Just as the first impression of the coming in patient means a great lot for the attentive analyst thinking of the patient's image, the deep nature of psychoanalysis itself can be traced taking into consideration the way it appeared against the definite background of the contemporary cultural and scientific context. It is the conscious encroachment upon unconscious taboos - the most powerful obstacles on the way of cognition - that gives this type of psychotherapy the right to conquer the title of the authentic science. The authors, whose textbook appeared almost a century after the first analyst published his first work, share with the readers the viewpoint which attempts audaciously upon the tabooed image of the analyst himself - a living working colleague, a professional and a human being. Therefore it is no wonder to face far more refined and severe defensive means than the resistance of the Philistine of the beginning of the century.

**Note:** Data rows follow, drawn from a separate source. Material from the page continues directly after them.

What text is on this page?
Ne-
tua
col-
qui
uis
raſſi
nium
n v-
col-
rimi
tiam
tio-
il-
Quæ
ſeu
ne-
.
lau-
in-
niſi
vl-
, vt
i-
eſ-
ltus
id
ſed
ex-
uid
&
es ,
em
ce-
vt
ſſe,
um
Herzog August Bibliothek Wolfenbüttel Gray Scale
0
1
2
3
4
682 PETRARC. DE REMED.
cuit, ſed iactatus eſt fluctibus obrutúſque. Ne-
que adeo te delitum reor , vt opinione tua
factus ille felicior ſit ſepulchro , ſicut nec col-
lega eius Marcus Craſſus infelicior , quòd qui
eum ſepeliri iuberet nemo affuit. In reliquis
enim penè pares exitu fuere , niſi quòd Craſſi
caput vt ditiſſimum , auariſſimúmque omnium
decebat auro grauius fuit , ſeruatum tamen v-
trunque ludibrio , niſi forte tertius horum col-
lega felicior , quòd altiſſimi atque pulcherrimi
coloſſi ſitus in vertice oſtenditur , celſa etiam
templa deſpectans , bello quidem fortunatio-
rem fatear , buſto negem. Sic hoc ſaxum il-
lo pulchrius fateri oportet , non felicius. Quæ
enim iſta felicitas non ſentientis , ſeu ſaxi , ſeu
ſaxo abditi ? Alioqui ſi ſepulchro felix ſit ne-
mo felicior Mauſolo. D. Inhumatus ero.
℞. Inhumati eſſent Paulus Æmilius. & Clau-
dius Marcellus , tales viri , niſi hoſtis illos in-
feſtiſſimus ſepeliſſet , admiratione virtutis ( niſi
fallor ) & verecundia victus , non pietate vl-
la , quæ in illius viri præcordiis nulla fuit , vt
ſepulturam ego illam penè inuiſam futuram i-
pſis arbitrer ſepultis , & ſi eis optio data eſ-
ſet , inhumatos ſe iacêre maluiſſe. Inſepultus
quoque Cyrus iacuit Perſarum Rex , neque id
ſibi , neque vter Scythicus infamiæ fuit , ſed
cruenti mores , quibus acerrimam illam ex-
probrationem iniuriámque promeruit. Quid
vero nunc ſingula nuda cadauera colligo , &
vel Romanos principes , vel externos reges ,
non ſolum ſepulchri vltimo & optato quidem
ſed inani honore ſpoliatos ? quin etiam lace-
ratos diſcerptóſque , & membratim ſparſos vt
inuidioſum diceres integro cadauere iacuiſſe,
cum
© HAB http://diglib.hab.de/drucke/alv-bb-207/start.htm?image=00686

The style and the language of the textbook could be in itself a practical guide for the interpreting practitioner whose aim is both to assure the reader's censorship in its self-respect, its ability to enjoy the sofisticated professional dialogue- that is to gain trust - and at the same time to lure the curious reader into the blind alleys (and not by chance!) of the current knowledge just at the moment when the censorship is undoubtedly relaxed due to respectful 'time-honoured' traditions and common human weak points. For instance, one of the 'key-words' of such gentle and skillful treatment with the reader's censorship is the frequent use of the attribute 'indirect' in the text. The amount of the information the reader gets in every sentence also suggests a mild but repeating stress loosening the solid prejudice.

But the most impressive is the immediate action- not just speculation about: the analyst really opens the scene traditionally sacred and worshipped by mutual silent agreement: he opens his face and invites his counterpart (Good Gracious! this is a patient!) to discuss the question "What is me? Whom do you see in front of you and whom are you speaking to? What are we doing here together?" This is the topic which is vital for every analysand because to have an adequate idea of the counterpart is the necessary step before becoming aware of the self. The human face of the analyst supports the patient in acknowledging his own image only when it is evident that the dialogue with the human being differs from the monologue or the silence of the censorship. This is a real scientific feat- to suggest that the analyst should be alive and not conceal it from the patient, - and to commit the first step in overcoming this taboo publishing the therapeutic dialogue.

The Lehrbuch demonstrates the healthy and powerful nature of the science it describes, sensitive to the appeal of the hidden truth.